Medical Treatment Cutting
A revolutionary medical procedure that combines two innovative ultrasound technologies is being developed to address kidney stones, which can cause significant disruptions to the urinary system.
A feasibility study published in The Journal of Urology demonstrates the effectiveness of an advanced approach to relocate or break down kidney stones in the ureter. This technique eliminates the need for anesthesia and minimizes discomfort.
The procedure involves using a handheld transducer positioned on the patient’s skin to direct ultrasound waves toward the stone.
These waves serve two purposes: they can carefully move and reposition the stones to aid their passage, known as ultrasound propulsion, or they can effectively break down the rocks using the burst wave lithotripsy (BWL) technique.
Dr. M. Kennedy
Dr. M. Kennedy Hall, an emergency remedy expert at UW Medicine and lead creator of the study, defined the principle advantage of this method compared to the traditional approach known as surprise wave lithotripsy, which calls for sedation.
Dr. Hall emphasized that this generation is painless and no longer requires sedation, unlike the modern-day general process of surprise wave lithotripsy.It can be performed while the patient is awake and without sedation, which is essential.
The research team anticipates that this groundbreaking technology could eventually be implemented within a clinical or emergency room environment, providing kidney stone sufferers with more accessible and patient-friendly Medical Treatment alternatives.
Kidney stones frequently cause intense pain when they get stuck in the ureter, which is the tube linking the kidney and the bladder.
This condition often results in visits to the emergency department. Patients with ureteral stones are usually recommended to wait and observe if the stone will pass on its own, although this can take several weeks. Dr. Hall reports that approximately one-fourth of patients eventually need surgery.
According to statistics, it has been observed that approximately one in every 11 Americans will encounter urinary stones at some stage of their lives. Surprisingly, the incidence of kidney stones is increasing, as research conducted by UW Medicine uses the same technology.
This study further revealed that up to 50% of patients who experience a stone event will likely have a recurrence within five years.
Treating Kidney Stones
Dr. Hall and his colleagues undertook this research endeavor to meet the urgent requirement for a non-invasive method of treating kidney stones, eliminating the necessity for surgical intervention.

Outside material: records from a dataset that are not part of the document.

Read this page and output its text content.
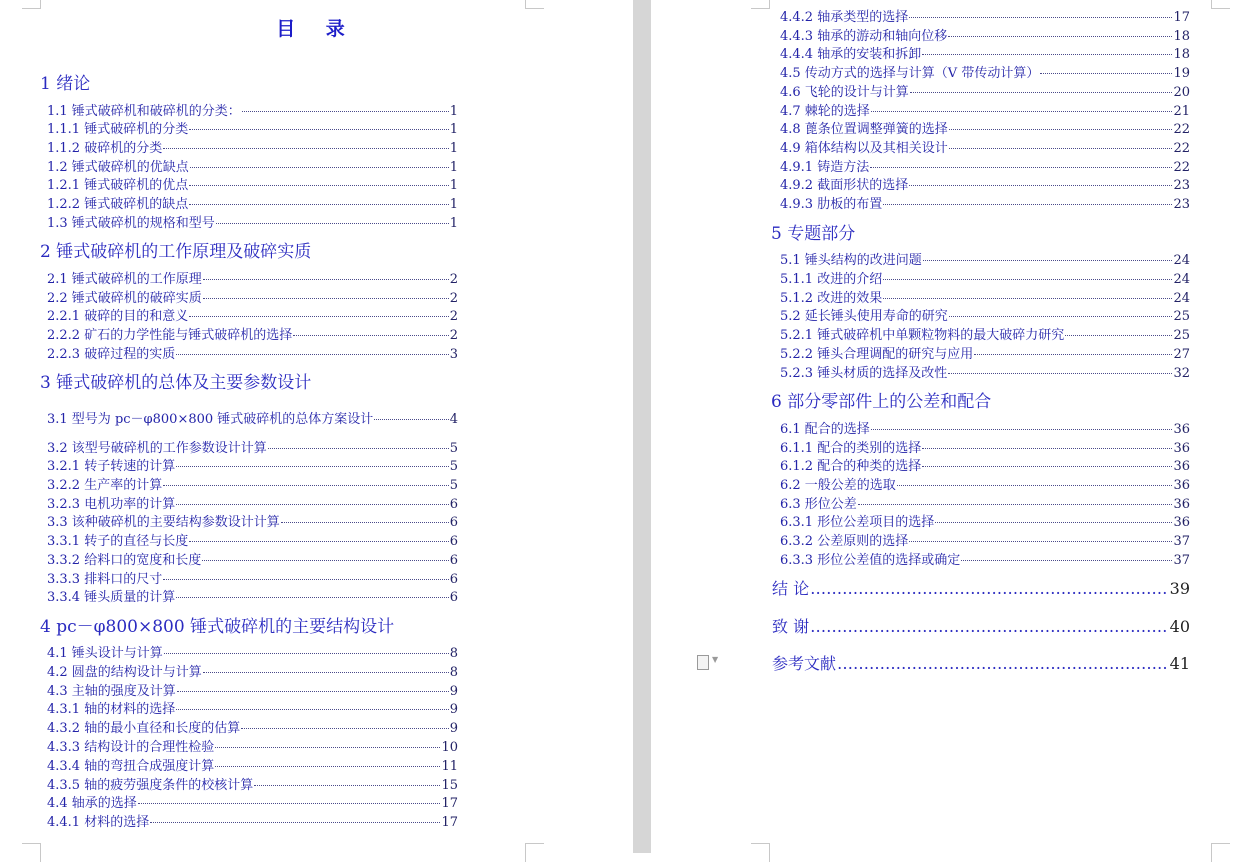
目 录
1 绪论
1.1 锤式破碎机和破碎机的分类：	1
1.1.1 锤式破碎机的分类	1
1.1.2 破碎机的分类	1
1.2 锤式破碎机的优缺点	1
1.2.1 锤式破碎机的优点	1
1.2.2 锤式破碎机的缺点	1
1.3 锤式破碎机的规格和型号	1
2 锤式破碎机的工作原理及破碎实质
2.1 锤式破碎机的工作原理	2
2.2 锤式破碎机的破碎实质	2
2.2.1 破碎的目的和意义	2
2.2.2 矿石的力学性能与锤式破碎机的选择	2
2.2.3 破碎过程的实质	3
3 锤式破碎机的总体及主要参数设计
3.1 型号为 pc－φ800×800 锤式破碎机的总体方案设计	4
3.2 该型号破碎机的工作参数设计计算	5
3.2.1 转子转速的计算	5
3.2.2 生产率的计算	5
3.2.3 电机功率的计算	6
3.3 该种破碎机的主要结构参数设计计算	6
3.3.1 转子的直径与长度	6
3.3.2 给料口的宽度和长度	6
3.3.3 排料口的尺寸	6
3.3.4 锤头质量的计算	6
4 pc－φ800×800 锤式破碎机的主要结构设计
4.1 锤头设计与计算	8
4.2 圆盘的结构设计与计算	8
4.3 主轴的强度及计算	9
4.3.1 轴的材料的选择	9
4.3.2 轴的最小直径和长度的估算	9
4.3.3 结构设计的合理性检验	10
4.3.4 轴的弯扭合成强度计算	11
4.3.5 轴的疲劳强度条件的校核计算	15
4.4 轴承的选择	17
4.4.1 材料的选择	17
4.4.2 轴承类型的选择	17
4.4.3 轴承的游动和轴向位移	18
4.4.4 轴承的安装和拆卸	18
4.5 传动方式的选择与计算（V 带传动计算）	19
4.6 飞轮的设计与计算	20
4.7 棘轮的选择	21
4.8 蓖条位置调整弹簧的选择	22
4.9 箱体结构以及其相关设计	22
4.9.1 铸造方法	22
4.9.2 截面形状的选择	23
4.9.3 肋板的布置	23
5 专题部分
5.1 锤头结构的改进问题	24
5.1.1 改进的介绍	24
5.1.2 改进的效果	24
5.2 延长锤头使用寿命的研究	25
5.2.1 锤式破碎机中单颗粒物料的最大破碎力研究	25
5.2.2 锤头合理调配的研究与应用	27
5.2.3 锤头材质的选择及改性	32
6 部分零部件上的公差和配合
6.1 配合的选择	36
6.1.1 配合的类别的选择	36
6.1.2 配合的种类的选择	36
6.2 一般公差的选取	36
6.3 形位公差	36
6.3.1 形位公差项目的选择	36
6.3.2 公差原则的选择	37
6.3.3 形位公差值的选择或确定	37
结 论 ………………………………………………………………………………………………………………………	39
致 谢 ………………………………………………………………………………………………………………………	40
参考文献 ………………………………………………………………………………………………………………………	41
▼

Dr. Hall explained that the study’s main objective was to evaluate the practicality of using ultrasonic propulsion and BWL to relocate or break down stones in awake and unanesthetized patients.
The study involved a total of twenty-nine patients. Sixteen patients received propulsion-only Medical Treatment, while thirteen received propulsion and burst wave lithotripsy. In nineteen cases, the stones successfully shifted within the ureter, whereas in two cases, the ston es moved into the bladder.
Burst wave lithotripsy effectively fragmented the stones in seven cases. Two weeks later, 86% of patients with stones located lower in the ureter, closer to the bladder, successfully passed their stones.
One of the participants in the study experienced “immediate relief” when the stone was dislodged from the ureter. This highlights the potential of this technique to provide quick relief to individuals with kidney stones.
The team’s next research phase includes a clinical trial featuring a control group that won’t receive BWL bursts or ultrasound propulsion. This trial aims to assess the effectiveness of this innovative technology in improving the passage of kidney stones.
5 Year NASA
Five years ago, NASA initiated a study investigating the relocation or disintegration of kidney stones without anesthesia during extended space missions.
The purpose was to address concerns related to Mars exploration. The results of this groundbreaking technique have been encouraging, leading NASA to downgrade kidney stones as a significant concern for these missions. Dr. Hall expressed excitement, stating, “We now have a potential solution for that problem.”
Washington Medical Center-Northwest
The study began in 2018 and was conducted on patients at multiple medical facilities, including Harborview Medical Center, University of Washington Medical Center-Montlake, and the Northwest Kidney Stone Center at the University of Washington Medical Center-Northwest.
The research involved collaboration between experts from the University of Washington School of Medicine’s departments of emergency medicine, urology, radiology, and the UW Applied Physics Laboratory.
This trial conducted by UW Medicine is the first to explore the relocation or disintegration of kidney stones within the ureter using BWL.
Previous attempts have primarily focused on breaking apart kidney stones inside the kidneys.
This marks a significant milestone in kidney stone Medical Treatment with the potential for this non-invasive approach to revolutionize the management of kidney stones. It offers hope to millions who may benefit from this innovative technology.